The story gets a little bit better. It seems that many of the early generation priuses were recalled for a steering system related fault. And it seems that Toyota extended the warranty on many others. It also seems that this is a VERY common failure -- so common, in fact, that no one recommends trying to obtain a used steering rack, because the chances of failure are so great. Even a number of the units repaired under the extended warranty/ recall have experienced subsequent failures. But Toyota will do nothing for those of us who are experiencing the failure now (in substantial numbers, based on the internet chatter and the relative frequency of the search result if you look at "2002 prius" related searches. Perhaps it is obvious that I think the first generation electronic power steering is a technology that was not ready for prime time.

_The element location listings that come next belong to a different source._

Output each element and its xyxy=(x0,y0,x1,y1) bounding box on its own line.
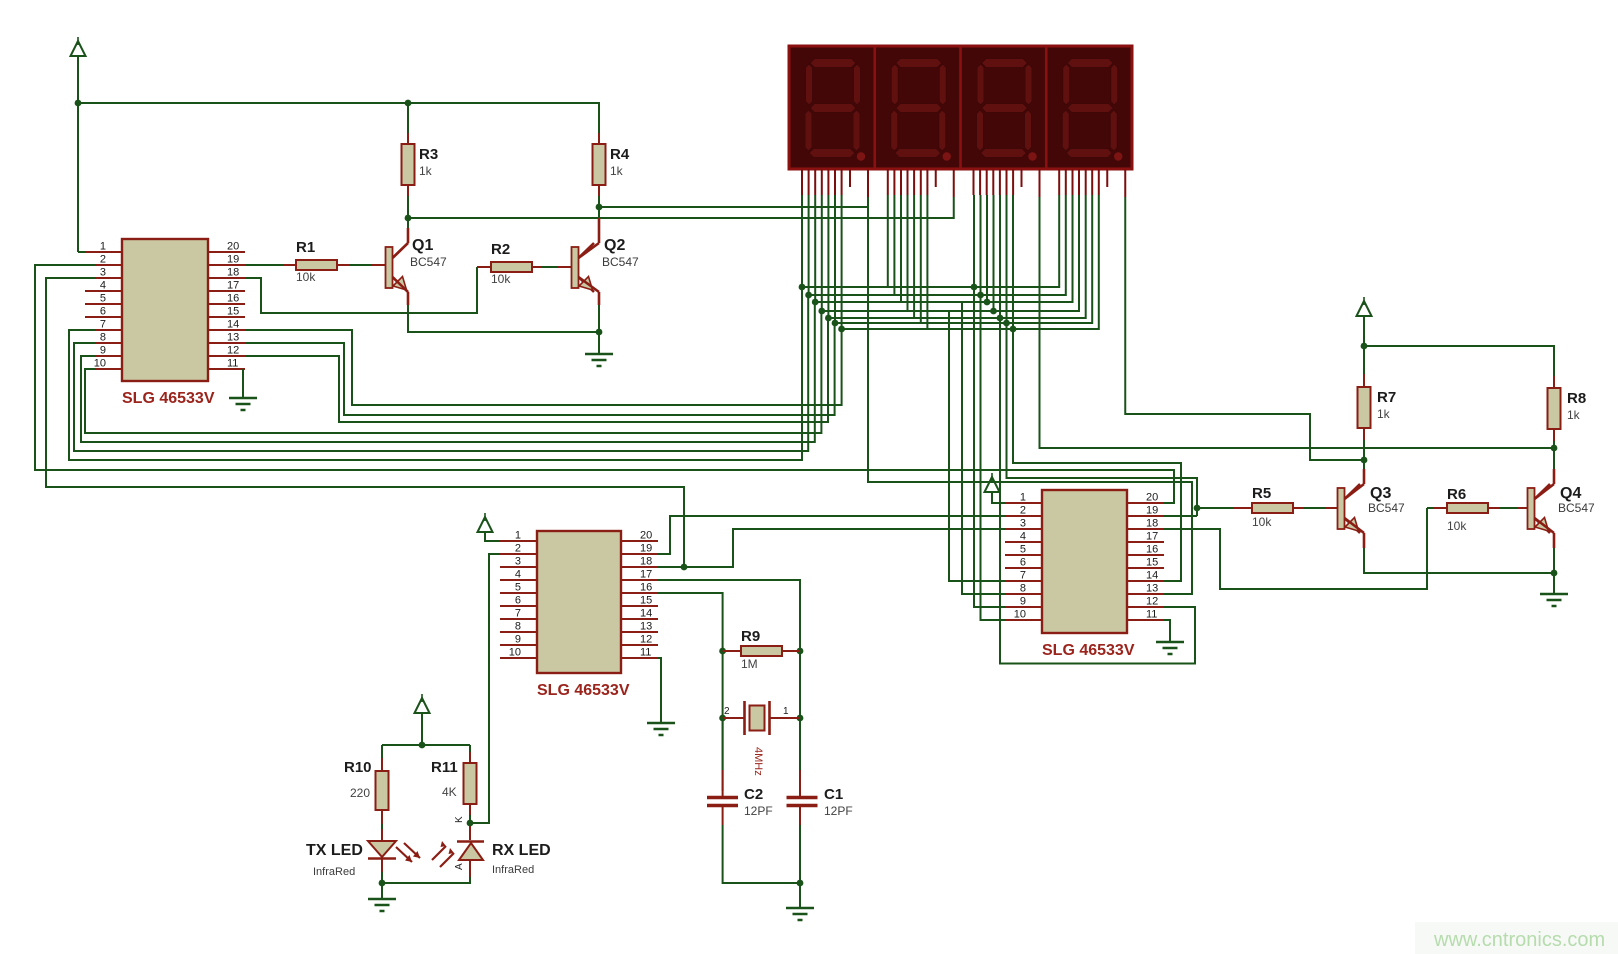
svg-text:2: 2 xyxy=(515,543,521,555)
wire U3 pin11 to ground xyxy=(1164,620,1170,642)
svg-text:7: 7 xyxy=(100,319,106,331)
svg-text:1: 1 xyxy=(1020,492,1026,504)
Q4 emitter lead xyxy=(1535,518,1555,548)
svg-text:RX LED: RX LED xyxy=(492,842,551,859)
svg-text:3: 3 xyxy=(515,556,521,568)
wire digit3 segment d drop xyxy=(993,195,995,311)
node U2 pin18 junction xyxy=(681,564,688,571)
svg-text:5: 5 xyxy=(1020,544,1026,556)
wire Q1 collector node to digit2 common xyxy=(408,197,954,218)
Q1 base lead xyxy=(372,264,386,266)
node R3/Q1 junction xyxy=(405,215,412,222)
svg-text:17: 17 xyxy=(1146,531,1158,543)
svg-text:10: 10 xyxy=(94,358,106,370)
svg-text:14: 14 xyxy=(227,319,239,331)
svg-text:Q4: Q4 xyxy=(1560,485,1581,502)
svg-text:InfraRed: InfraRed xyxy=(492,864,534,876)
wire digit1 segment 3 drop xyxy=(814,195,816,302)
wire Q2 emitter to ground xyxy=(598,305,600,332)
resistor R9 1M xyxy=(741,646,782,656)
svg-text:16: 16 xyxy=(227,293,239,305)
display digit 2 segments xyxy=(896,59,942,68)
wire segment bus row 3 xyxy=(815,195,1072,302)
svg-text:BC547: BC547 xyxy=(602,255,639,269)
display digit 4 pins xyxy=(1059,169,1125,197)
RX LED anode lead xyxy=(469,860,471,877)
wire U2 pin17 to R9 right / crystal / C1 xyxy=(658,580,800,791)
wire digit1 segment 5 drop xyxy=(827,195,829,318)
power VCC arrow (LED circuit) xyxy=(415,698,430,713)
resistor R1 leads xyxy=(283,264,350,266)
svg-text:12PF: 12PF xyxy=(744,804,773,818)
svg-text:SLG 46533V: SLG 46533V xyxy=(1042,642,1135,659)
svg-text:BC547: BC547 xyxy=(410,255,447,269)
wire digit3 segment e drop to U3 pin12 loop xyxy=(1000,195,1195,664)
resistor R6 10k xyxy=(1447,503,1488,513)
node R8/Q4 junction xyxy=(1551,445,1558,452)
wire U2 pin19 to U3 pin2 xyxy=(658,516,1005,554)
display digit 3 pins xyxy=(974,169,1040,197)
svg-text:K: K xyxy=(454,816,465,823)
wire top power rail to R4 xyxy=(78,103,599,133)
wire rail to R11 xyxy=(469,745,471,752)
ground (Q3/Q4 emitters) xyxy=(1540,594,1568,606)
resistor R1 10k xyxy=(296,260,337,270)
wire R3 bottom to node xyxy=(407,196,409,218)
wire U1 pin18 to R2 xyxy=(245,267,477,313)
wire digit1 segment 4 drop xyxy=(821,195,823,311)
svg-text:19: 19 xyxy=(227,254,239,266)
svg-text:16: 16 xyxy=(1146,544,1158,556)
IC U3 SLG 46533V (right) xyxy=(1042,490,1127,633)
svg-text:R8: R8 xyxy=(1567,390,1586,407)
capacitor C2 12PF xyxy=(707,798,738,806)
transistor Q3 BC547 xyxy=(1338,488,1345,529)
wire digit3 segment b drop to U3 pin10 xyxy=(981,195,1006,620)
svg-text:17: 17 xyxy=(227,280,239,292)
wire node to Q1 collector xyxy=(407,218,409,228)
svg-text:8: 8 xyxy=(515,621,521,633)
wire Q4 emitter to ground xyxy=(1553,548,1555,573)
resistor R7 leads xyxy=(1363,374,1365,440)
svg-text:9: 9 xyxy=(515,634,521,646)
svg-text:20: 20 xyxy=(227,241,239,253)
resistor R2 leads xyxy=(477,266,542,268)
wire to R5 xyxy=(1197,507,1233,509)
svg-text:R10: R10 xyxy=(344,759,372,776)
wire node to Q4 collector xyxy=(1553,448,1555,469)
wire segment bus row 1 xyxy=(802,195,1059,287)
wire digit2 segment 3 drop xyxy=(900,195,902,302)
capacitor C1 12PF xyxy=(787,798,818,806)
svg-text:19: 19 xyxy=(1146,505,1158,517)
wire digit2 segment 1 drop xyxy=(887,195,889,287)
svg-text:220: 220 xyxy=(350,786,370,800)
svg-text:14: 14 xyxy=(640,608,652,620)
svg-text:12: 12 xyxy=(640,634,652,646)
svg-text:1: 1 xyxy=(515,530,521,542)
wire bus row3 riser to U3 pin8 xyxy=(962,302,1005,594)
svg-text:3: 3 xyxy=(1020,518,1026,530)
svg-text:SLG 46533V: SLG 46533V xyxy=(537,682,630,699)
ground (LED circuit) xyxy=(368,899,396,911)
wire to ground xyxy=(1553,573,1555,594)
resistor R6 leads xyxy=(1434,507,1500,509)
wire R2 to Q2 base xyxy=(542,266,558,268)
wire digit3 segment f drop to R5/U3 pin19 xyxy=(1007,195,1198,516)
svg-text:12PF: 12PF xyxy=(824,804,853,818)
wire U2 pin16 to R9 left / crystal / C2 xyxy=(658,593,723,791)
wire Q1 emitter to ground rail xyxy=(408,305,599,332)
wire to ground xyxy=(381,883,383,899)
4-digit 7-segment display DS1 xyxy=(789,46,1132,169)
resistor R5 leads xyxy=(1233,507,1304,509)
resistor R10 leads xyxy=(381,758,383,841)
capacitor C2 leads xyxy=(722,770,724,825)
svg-text:18: 18 xyxy=(1146,518,1158,530)
svg-text:15: 15 xyxy=(640,595,652,607)
svg-text:11: 11 xyxy=(227,358,238,370)
wire node to Q2 collector xyxy=(598,207,600,218)
node crystal pin1 junction xyxy=(797,715,804,722)
resistor R4 leads xyxy=(598,133,600,196)
wire digit2 segment 4 drop xyxy=(907,195,909,311)
svg-text:C2: C2 xyxy=(744,786,763,803)
wire R4 bottom to node xyxy=(598,196,600,207)
TX LED cathode lead xyxy=(381,859,383,872)
svg-text:8: 8 xyxy=(1020,583,1026,595)
wire R8 bottom to Q4 node xyxy=(1553,441,1555,448)
svg-text:1: 1 xyxy=(783,706,789,717)
Q1 collector lead xyxy=(393,228,409,258)
svg-text:13: 13 xyxy=(640,621,652,633)
transistor Q4 BC547 xyxy=(1528,488,1535,529)
RX LED cathode lead xyxy=(469,826,471,840)
wire Q3 emitter to ground rail xyxy=(1364,548,1554,573)
svg-text:BC547: BC547 xyxy=(1558,501,1595,515)
transistor Q1 BC547 xyxy=(386,247,393,288)
wire to ground xyxy=(598,332,600,354)
watermark www.cntronics.com xyxy=(1415,922,1618,954)
wire digit4 common to Q3 collector node xyxy=(1125,197,1364,460)
svg-text:18: 18 xyxy=(640,556,652,568)
wire U2 pin2 to RX LED cathode xyxy=(470,554,500,823)
svg-text:R7: R7 xyxy=(1377,389,1396,406)
wire VCC to U1 pin 1 xyxy=(77,56,79,252)
wire C2 bottom to ground rail xyxy=(723,825,800,883)
wire VCC to node R7/R8 xyxy=(1363,315,1365,346)
node Q3/Q4 emitter junction xyxy=(1551,570,1558,577)
svg-text:5: 5 xyxy=(100,293,106,305)
wire digit3 common to Q4 collector node xyxy=(1040,197,1555,448)
svg-text:11: 11 xyxy=(640,647,651,659)
node VCC rail left junction xyxy=(75,100,82,107)
svg-text:A: A xyxy=(454,863,465,870)
wire digit1 common to U3 pin13 xyxy=(868,197,1192,594)
wire U1 pin7 to bus row1 xyxy=(69,287,802,460)
wire digit1 segment 6 drop xyxy=(834,195,836,323)
svg-text:17: 17 xyxy=(640,569,652,581)
transistor Q2 BC547 xyxy=(572,247,579,288)
wire VCC to U3 pin 1 xyxy=(992,491,1005,503)
resistor R3 1k xyxy=(402,144,415,185)
node crystal pin2 junction xyxy=(719,715,726,722)
svg-text:4: 4 xyxy=(515,569,521,581)
wire R5 to Q3 base xyxy=(1304,507,1326,509)
svg-text:6: 6 xyxy=(1020,557,1026,569)
wire node to U3 pin3 xyxy=(684,529,1005,567)
resistor R5 10k xyxy=(1252,503,1293,513)
svg-text:10: 10 xyxy=(1014,609,1026,621)
wire R1 to Q1 base xyxy=(350,264,372,266)
node rail/R3 junction xyxy=(405,100,412,107)
resistor R9 leads xyxy=(723,650,799,652)
svg-text:12: 12 xyxy=(1146,596,1158,608)
ground (Q1/Q2 emitters) xyxy=(585,354,613,366)
svg-text:10k: 10k xyxy=(491,272,511,286)
svg-text:R5: R5 xyxy=(1252,485,1271,502)
wire digit2 segment 6 drop xyxy=(920,195,922,323)
wire to ground xyxy=(799,883,801,908)
Q2 emitter lead xyxy=(579,277,600,305)
svg-text:10k: 10k xyxy=(1447,519,1467,533)
svg-text:Q2: Q2 xyxy=(604,237,625,254)
wire U1 pin3 to U2 pin18 node xyxy=(46,278,684,567)
svg-text:4K: 4K xyxy=(442,785,457,799)
svg-text:19: 19 xyxy=(640,543,652,555)
wire digit2 segment 7 drop xyxy=(926,195,928,329)
svg-text:1k: 1k xyxy=(419,164,433,178)
svg-text:6: 6 xyxy=(100,306,106,318)
ground (U2 pin 11) xyxy=(647,723,675,735)
Q2 collector lead xyxy=(579,218,600,258)
wire VCC to U2 pin 1 xyxy=(485,531,500,541)
wire U1 pin2 to U3 pin20 xyxy=(35,265,1174,503)
wire LED supply rail xyxy=(382,744,470,746)
svg-text:12: 12 xyxy=(227,345,239,357)
svg-text:4: 4 xyxy=(1020,531,1026,543)
svg-text:2: 2 xyxy=(1020,505,1026,517)
resistor R3 leads xyxy=(407,133,409,196)
svg-text:11: 11 xyxy=(1146,609,1157,621)
svg-text:R4: R4 xyxy=(610,146,630,163)
svg-text:10: 10 xyxy=(509,647,521,659)
wire Q2 collector node to digit1 common xyxy=(599,206,868,208)
RX LED arrows xyxy=(432,846,454,867)
wire crystal to C2 xyxy=(722,718,724,770)
display digit 4 segments xyxy=(1067,59,1113,68)
node VCC/R7 junction xyxy=(1361,343,1368,350)
wire U1 pin14 to bus row7 xyxy=(245,329,842,405)
wire digit3 segment a drop to U3 pin9 xyxy=(974,195,1005,607)
wire digit3 segment c drop xyxy=(986,195,988,302)
wire node to Q3 collector xyxy=(1363,460,1365,469)
wire R10 to TX LED xyxy=(381,824,383,829)
wire U1 pin10 to bus row4 xyxy=(85,311,821,433)
wire digit1 segment 1 drop xyxy=(801,195,803,287)
resistor R8 leads xyxy=(1553,376,1555,441)
svg-text:TX LED: TX LED xyxy=(306,842,363,859)
wire U1 pin19 to R1 xyxy=(245,264,283,266)
wire RX LED to ground node xyxy=(382,877,470,883)
ground (U3 pin 11) xyxy=(1156,642,1184,654)
wire rail to R3 top xyxy=(407,103,409,133)
wire digit1 segment 7 drop xyxy=(841,195,843,329)
svg-text:10k: 10k xyxy=(1252,515,1272,529)
IC U1 SLG 46533V (top-left) xyxy=(122,239,208,381)
svg-text:18: 18 xyxy=(227,267,239,279)
resistor R11 4K xyxy=(464,763,477,804)
svg-text:Q3: Q3 xyxy=(1370,485,1391,502)
resistor R7 1k xyxy=(1358,387,1371,428)
svg-text:8: 8 xyxy=(100,332,106,344)
wire R11 to node xyxy=(469,815,471,823)
svg-text:BC547: BC547 xyxy=(1368,501,1405,515)
wire U1 pin8 to bus row2 xyxy=(74,295,808,451)
display digit 1 pins xyxy=(802,169,868,197)
svg-text:6: 6 xyxy=(515,595,521,607)
Q3 emitter lead xyxy=(1345,518,1365,548)
wire segment bus row 7 xyxy=(842,195,1099,329)
svg-text:20: 20 xyxy=(1146,492,1158,504)
Q4 collector lead xyxy=(1535,469,1555,499)
wire U1 pin12 to bus row5 xyxy=(245,318,828,422)
wire R6 to Q4 base xyxy=(1500,507,1517,509)
svg-text:R1: R1 xyxy=(296,239,315,256)
svg-text:9: 9 xyxy=(100,345,106,357)
wire crystal to C1 xyxy=(799,718,801,770)
IC U2 SLG 46533V (middle) xyxy=(537,531,621,673)
wire segment bus row 4 xyxy=(822,195,1079,311)
crystal leads xyxy=(723,717,800,719)
svg-text:C1: C1 xyxy=(824,786,843,803)
wire to U1 pin1 stub xyxy=(78,251,85,253)
svg-text:www.cntronics.com: www.cntronics.com xyxy=(1433,929,1605,951)
crystal X1 4MHz xyxy=(745,701,770,735)
power VCC arrow (U3) xyxy=(985,477,1000,492)
node R7/Q3 junction xyxy=(1361,457,1368,464)
power VCC arrow (right) xyxy=(1357,301,1372,316)
capacitor C1 leads xyxy=(799,770,801,825)
wire C1 bottom to ground rail xyxy=(799,825,801,883)
svg-text:4MHz: 4MHz xyxy=(752,747,764,776)
svg-text:2: 2 xyxy=(100,254,106,266)
TX LED arrows xyxy=(396,843,420,862)
wire digit2 segment 5 drop xyxy=(913,195,915,318)
svg-text:3: 3 xyxy=(100,267,106,279)
Q2 base lead xyxy=(558,266,572,268)
node R9 right junction xyxy=(797,648,804,655)
svg-text:2: 2 xyxy=(724,706,730,717)
svg-text:16: 16 xyxy=(640,582,652,594)
svg-text:15: 15 xyxy=(1146,557,1158,569)
svg-text:R9: R9 xyxy=(741,628,760,645)
svg-text:20: 20 xyxy=(640,530,652,542)
svg-text:7: 7 xyxy=(515,608,521,620)
wire digit2 segment 2 drop xyxy=(893,195,895,295)
wire segment bus row 2 xyxy=(809,195,1066,295)
wire TX LED to ground node xyxy=(381,872,383,883)
svg-text:R3: R3 xyxy=(419,146,438,163)
display digit 2 pins xyxy=(888,169,954,197)
node TX/RX ground junction xyxy=(379,880,386,887)
wire bus row4 riser to U3 pin7 xyxy=(949,311,1005,581)
RX LED diode D2 xyxy=(457,840,484,843)
svg-text:7: 7 xyxy=(1020,570,1026,582)
wire segment bus row 5 xyxy=(828,195,1085,318)
node emitter ground junction xyxy=(596,329,603,336)
ground (C1/C2) xyxy=(786,908,814,920)
Q4 base lead xyxy=(1517,507,1528,509)
resistor R2 10k xyxy=(491,262,532,272)
wire VCC to LED rail xyxy=(421,712,423,745)
power VCC arrow (U2) xyxy=(478,517,493,532)
svg-text:4: 4 xyxy=(100,280,106,292)
svg-text:R2: R2 xyxy=(491,241,510,258)
node RX LED cathode junction xyxy=(467,820,474,827)
resistor R10 220 xyxy=(376,771,389,810)
svg-text:9: 9 xyxy=(1020,596,1026,608)
svg-text:13: 13 xyxy=(1146,583,1158,595)
wire U2 pin18 stub link xyxy=(658,566,684,568)
resistor R8 1k xyxy=(1548,388,1561,429)
svg-text:R6: R6 xyxy=(1447,486,1466,503)
svg-text:10k: 10k xyxy=(296,270,316,284)
svg-text:Q1: Q1 xyxy=(412,237,433,254)
resistor R11 leads xyxy=(469,752,471,815)
svg-text:1k: 1k xyxy=(610,164,624,178)
wire digit1 segment 2 drop xyxy=(808,195,810,295)
node C1/C2 ground junction xyxy=(797,880,804,887)
Q3 base lead xyxy=(1326,507,1338,509)
wire U2 pin11 to ground xyxy=(658,658,661,723)
svg-text:1: 1 xyxy=(100,241,106,253)
TX LED diode D1 xyxy=(368,841,396,857)
wire to R7 top xyxy=(1363,346,1365,374)
svg-text:R11: R11 xyxy=(431,759,458,776)
wire VCC rail to R8 xyxy=(1364,346,1554,376)
wire U3 pin18 to R6 xyxy=(1164,508,1434,589)
Q1 emitter lead xyxy=(393,277,409,305)
wire U1 pin9 to bus row3 xyxy=(81,302,815,442)
display digit 3 segments xyxy=(982,59,1028,68)
node R9 left junction xyxy=(719,648,726,655)
svg-text:1k: 1k xyxy=(1377,407,1391,421)
node VCC LED rail junction xyxy=(419,742,426,749)
svg-text:InfraRed: InfraRed xyxy=(313,866,355,878)
wire R7 bottom to Q3 node xyxy=(1363,440,1365,460)
svg-text:14: 14 xyxy=(1146,570,1158,582)
svg-text:13: 13 xyxy=(227,332,239,344)
ground (U1 pin 11) xyxy=(229,398,257,410)
wire digit3 segment g drop to U3 pin14 xyxy=(1013,195,1181,581)
wire U1 pin13 to bus row6 xyxy=(245,323,835,415)
resistor R4 1k xyxy=(593,144,606,185)
wire segment bus row 6 xyxy=(835,195,1092,323)
wire rail to R10 xyxy=(381,745,383,758)
svg-text:SLG 46533V: SLG 46533V xyxy=(122,390,215,407)
node R4/Q2 junction xyxy=(596,204,603,211)
wire U1 pin11 to ground xyxy=(242,369,244,398)
power VCC arrow (top-left) xyxy=(71,41,86,56)
svg-text:15: 15 xyxy=(227,306,239,318)
svg-text:5: 5 xyxy=(515,582,521,594)
display digit 1 segments xyxy=(810,59,856,68)
Q3 collector lead xyxy=(1345,469,1365,499)
svg-text:1M: 1M xyxy=(741,657,758,671)
svg-text:1k: 1k xyxy=(1567,408,1581,422)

Of course, we can also see how supportive Toyota is being of their early adopters - those people who took the risk, bought the early cars, and had faith that Toyota wouldn't release products that are doomed to fail. Worse yet -- if I understand this repair correctly, there is nothing actually wrong with the steering rack itself- the problem is with the electronic power assist, and/or the ECU. Apparently they can't determine whether the ECU is bad until they have replaced the rack, so that the new electric motors and sensors are in place. And the entire rack is one system, so they cannot replace the electric motor (which would have been the power steering pump in a traditional system) without replacing the entire rack, etc... So if I choose to fix this, I'll be paying $1000 for a computer that controls 1 thing (and which appears to fail regularly between 90,000 and 150,000 miles) and $3,000 for a steering rack assembly, including non-replaceable electric assist motors, which fail pretty regularly between 90,000 and 150,000 miles. I've pretty much decided I'm going to drive it, and if/when it fails completely, I'll be old school with my non-power steering car.
Maybe this is why I like bikes so much. To get the bike pictured below into good running shape might run me $300-600, depending on how many parts need replacing, but then she'll run like a champ!